There was that affair of the evening before, when Muggs had received the blow on his head. There was the affair of the stars on the bread. Search had revealed that nobody was in the house. Who had put the stars on the bread then, and who had struck down Muggs and stamped his forehead? Had Riley been right? Was Muggs a Black Star man? Had he stamped that bread himself, given himself a wound, and pretended to be badly injured for a time just to carry out the orders of the master criminal?

Then he considered Detective Riley. He would as soon believe Muggs guilty as Riley. His father had been Riley’s benefactor. Riley had known him since he was a baby, had taught him how to play baseball, how to swim. Yet in the last few years he had not seen much of Riley, and maybe he had been caught in the net of official graft. Maybe he was no longer honest, save on the surface. Perhaps, angered at last because he had not received the promotion he deserved, he had turned crook and was trading on his reputation for honesty.

Muggs had said Riley had gone out and prowled around the house about midnight. He had a chance, then, to communicate with some agent of the Black Star. That would give the Black Star just about time to write the letter to the paper and have it delivered so that it would reach the newspaper office by two o’clock.

Back and forth, back and forth across the veranda, Roger Verbeck paced, trying to fight down suspicions he did not believe worthy of him. Muggs disloyal? He could not believe it! Riley turned crook? He could not think it!

Yet there was the morning paper. No one but Riley and Muggs had heard those plans. They had been discussed at the table in the center of the living room, with all the doors closed, and they had been discussed in low tones as the three men bent over the table. Why, it was doubtful if a man could have overheard, had he even been in an adjoining room and listening—and Verbeck knew no man had been in an adjoining room.

“I can’t believe it!” he told himself again. “Yet here it is—and must be believed! I’ll say nothing—I’ll just let them read the papers. And I’ll watch! If either Riley or Muggs has turned against me, my faith in human nature is gone! Can’t I have even one honest ally? Must I fight this master criminal alone?”

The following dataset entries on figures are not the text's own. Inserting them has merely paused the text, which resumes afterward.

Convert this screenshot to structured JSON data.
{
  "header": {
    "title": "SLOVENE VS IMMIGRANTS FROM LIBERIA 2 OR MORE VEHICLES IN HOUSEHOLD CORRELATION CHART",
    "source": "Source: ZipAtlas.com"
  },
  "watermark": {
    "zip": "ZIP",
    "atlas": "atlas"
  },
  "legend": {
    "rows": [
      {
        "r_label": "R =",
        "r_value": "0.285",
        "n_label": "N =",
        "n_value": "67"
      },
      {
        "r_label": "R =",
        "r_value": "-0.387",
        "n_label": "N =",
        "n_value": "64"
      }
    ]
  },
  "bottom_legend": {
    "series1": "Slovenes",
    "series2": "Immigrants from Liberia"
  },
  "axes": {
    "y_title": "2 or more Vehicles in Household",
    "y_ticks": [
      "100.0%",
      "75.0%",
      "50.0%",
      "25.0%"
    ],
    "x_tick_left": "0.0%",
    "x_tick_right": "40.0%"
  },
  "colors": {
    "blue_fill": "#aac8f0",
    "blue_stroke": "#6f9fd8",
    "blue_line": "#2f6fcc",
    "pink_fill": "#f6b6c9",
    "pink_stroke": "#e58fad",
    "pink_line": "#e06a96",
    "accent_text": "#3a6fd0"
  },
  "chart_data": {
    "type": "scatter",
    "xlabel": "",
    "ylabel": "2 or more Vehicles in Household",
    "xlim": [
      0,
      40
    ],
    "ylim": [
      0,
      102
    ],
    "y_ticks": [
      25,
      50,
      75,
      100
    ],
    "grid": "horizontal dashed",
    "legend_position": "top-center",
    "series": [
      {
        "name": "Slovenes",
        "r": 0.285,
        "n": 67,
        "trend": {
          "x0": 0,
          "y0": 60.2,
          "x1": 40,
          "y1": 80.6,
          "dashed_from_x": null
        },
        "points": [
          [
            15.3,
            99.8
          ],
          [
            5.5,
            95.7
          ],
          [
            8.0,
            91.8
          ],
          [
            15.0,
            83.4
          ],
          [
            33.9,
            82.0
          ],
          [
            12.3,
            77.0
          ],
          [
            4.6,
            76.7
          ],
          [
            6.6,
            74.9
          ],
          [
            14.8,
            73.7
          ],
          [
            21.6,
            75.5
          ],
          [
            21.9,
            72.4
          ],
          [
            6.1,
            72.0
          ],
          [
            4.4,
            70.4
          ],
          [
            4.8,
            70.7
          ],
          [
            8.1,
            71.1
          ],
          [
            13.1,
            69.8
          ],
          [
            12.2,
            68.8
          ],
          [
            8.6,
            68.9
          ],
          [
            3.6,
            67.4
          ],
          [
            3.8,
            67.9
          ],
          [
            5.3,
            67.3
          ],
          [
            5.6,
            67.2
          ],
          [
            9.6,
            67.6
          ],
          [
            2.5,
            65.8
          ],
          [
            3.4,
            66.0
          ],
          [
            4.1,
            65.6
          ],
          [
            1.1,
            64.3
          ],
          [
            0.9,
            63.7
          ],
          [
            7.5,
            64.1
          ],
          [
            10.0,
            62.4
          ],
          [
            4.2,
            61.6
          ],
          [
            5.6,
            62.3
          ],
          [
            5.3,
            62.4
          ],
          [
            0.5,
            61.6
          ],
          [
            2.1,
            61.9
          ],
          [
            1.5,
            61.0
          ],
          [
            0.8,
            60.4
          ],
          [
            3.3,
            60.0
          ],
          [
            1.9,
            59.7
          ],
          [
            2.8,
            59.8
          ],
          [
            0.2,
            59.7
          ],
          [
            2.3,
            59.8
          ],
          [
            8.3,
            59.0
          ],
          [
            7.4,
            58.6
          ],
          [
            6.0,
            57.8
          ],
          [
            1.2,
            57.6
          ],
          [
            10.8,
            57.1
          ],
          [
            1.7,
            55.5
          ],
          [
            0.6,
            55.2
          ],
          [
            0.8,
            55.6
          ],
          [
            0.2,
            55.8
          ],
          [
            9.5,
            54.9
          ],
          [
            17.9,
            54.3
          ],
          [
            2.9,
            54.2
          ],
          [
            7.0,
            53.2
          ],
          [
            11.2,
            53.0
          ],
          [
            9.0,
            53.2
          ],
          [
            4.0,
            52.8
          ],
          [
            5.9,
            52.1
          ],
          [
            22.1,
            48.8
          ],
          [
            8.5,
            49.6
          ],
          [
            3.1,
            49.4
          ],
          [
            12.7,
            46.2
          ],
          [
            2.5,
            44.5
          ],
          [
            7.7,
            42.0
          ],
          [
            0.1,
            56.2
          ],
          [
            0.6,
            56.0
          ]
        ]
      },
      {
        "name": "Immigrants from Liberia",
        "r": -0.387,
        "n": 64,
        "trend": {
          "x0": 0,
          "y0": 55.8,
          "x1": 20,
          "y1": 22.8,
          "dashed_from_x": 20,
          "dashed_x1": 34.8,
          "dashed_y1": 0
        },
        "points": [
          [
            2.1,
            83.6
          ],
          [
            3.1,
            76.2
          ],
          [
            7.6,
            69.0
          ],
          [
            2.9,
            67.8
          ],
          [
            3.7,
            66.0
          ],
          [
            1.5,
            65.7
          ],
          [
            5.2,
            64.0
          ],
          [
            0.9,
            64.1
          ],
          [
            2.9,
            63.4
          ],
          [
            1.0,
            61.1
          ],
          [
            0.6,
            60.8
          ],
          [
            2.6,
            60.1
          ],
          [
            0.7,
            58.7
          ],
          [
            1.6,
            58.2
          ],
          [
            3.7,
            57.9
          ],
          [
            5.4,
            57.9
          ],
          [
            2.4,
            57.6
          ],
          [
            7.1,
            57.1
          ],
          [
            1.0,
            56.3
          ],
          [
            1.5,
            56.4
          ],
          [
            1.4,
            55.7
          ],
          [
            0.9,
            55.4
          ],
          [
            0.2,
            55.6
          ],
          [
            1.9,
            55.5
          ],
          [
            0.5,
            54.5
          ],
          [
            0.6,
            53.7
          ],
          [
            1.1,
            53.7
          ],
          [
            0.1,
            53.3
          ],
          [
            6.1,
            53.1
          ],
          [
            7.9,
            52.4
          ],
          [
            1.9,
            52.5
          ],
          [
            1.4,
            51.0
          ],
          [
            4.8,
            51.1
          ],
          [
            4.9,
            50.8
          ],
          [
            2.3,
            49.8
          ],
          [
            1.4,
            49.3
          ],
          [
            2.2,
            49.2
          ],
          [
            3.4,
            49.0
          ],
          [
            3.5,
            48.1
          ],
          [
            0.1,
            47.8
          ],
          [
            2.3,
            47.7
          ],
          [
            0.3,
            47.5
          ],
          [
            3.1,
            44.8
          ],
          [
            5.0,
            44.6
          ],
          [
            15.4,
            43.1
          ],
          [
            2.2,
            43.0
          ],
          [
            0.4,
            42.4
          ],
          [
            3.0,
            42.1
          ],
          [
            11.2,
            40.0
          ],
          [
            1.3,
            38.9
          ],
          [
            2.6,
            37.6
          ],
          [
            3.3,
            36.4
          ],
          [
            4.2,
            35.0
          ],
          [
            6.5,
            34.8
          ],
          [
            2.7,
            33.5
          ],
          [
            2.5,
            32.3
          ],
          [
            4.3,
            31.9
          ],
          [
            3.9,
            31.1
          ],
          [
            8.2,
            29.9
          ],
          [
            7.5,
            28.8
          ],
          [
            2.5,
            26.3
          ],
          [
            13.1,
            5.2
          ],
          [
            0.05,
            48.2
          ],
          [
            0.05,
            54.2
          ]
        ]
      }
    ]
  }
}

Muggs called to him from the doorway, wanting to know whether Verbeck was not cold without his coat. He looked at Muggs. He saw the seamed and wrinkled countenance, the eyes that twinkled kindly, the doglike look of devotion in the face—Muggs, who had fought for him scores of times, who had been willing in some of their adventures to lay down his life for the man who had saved him from the Seine. No—Muggs could not be disloyal!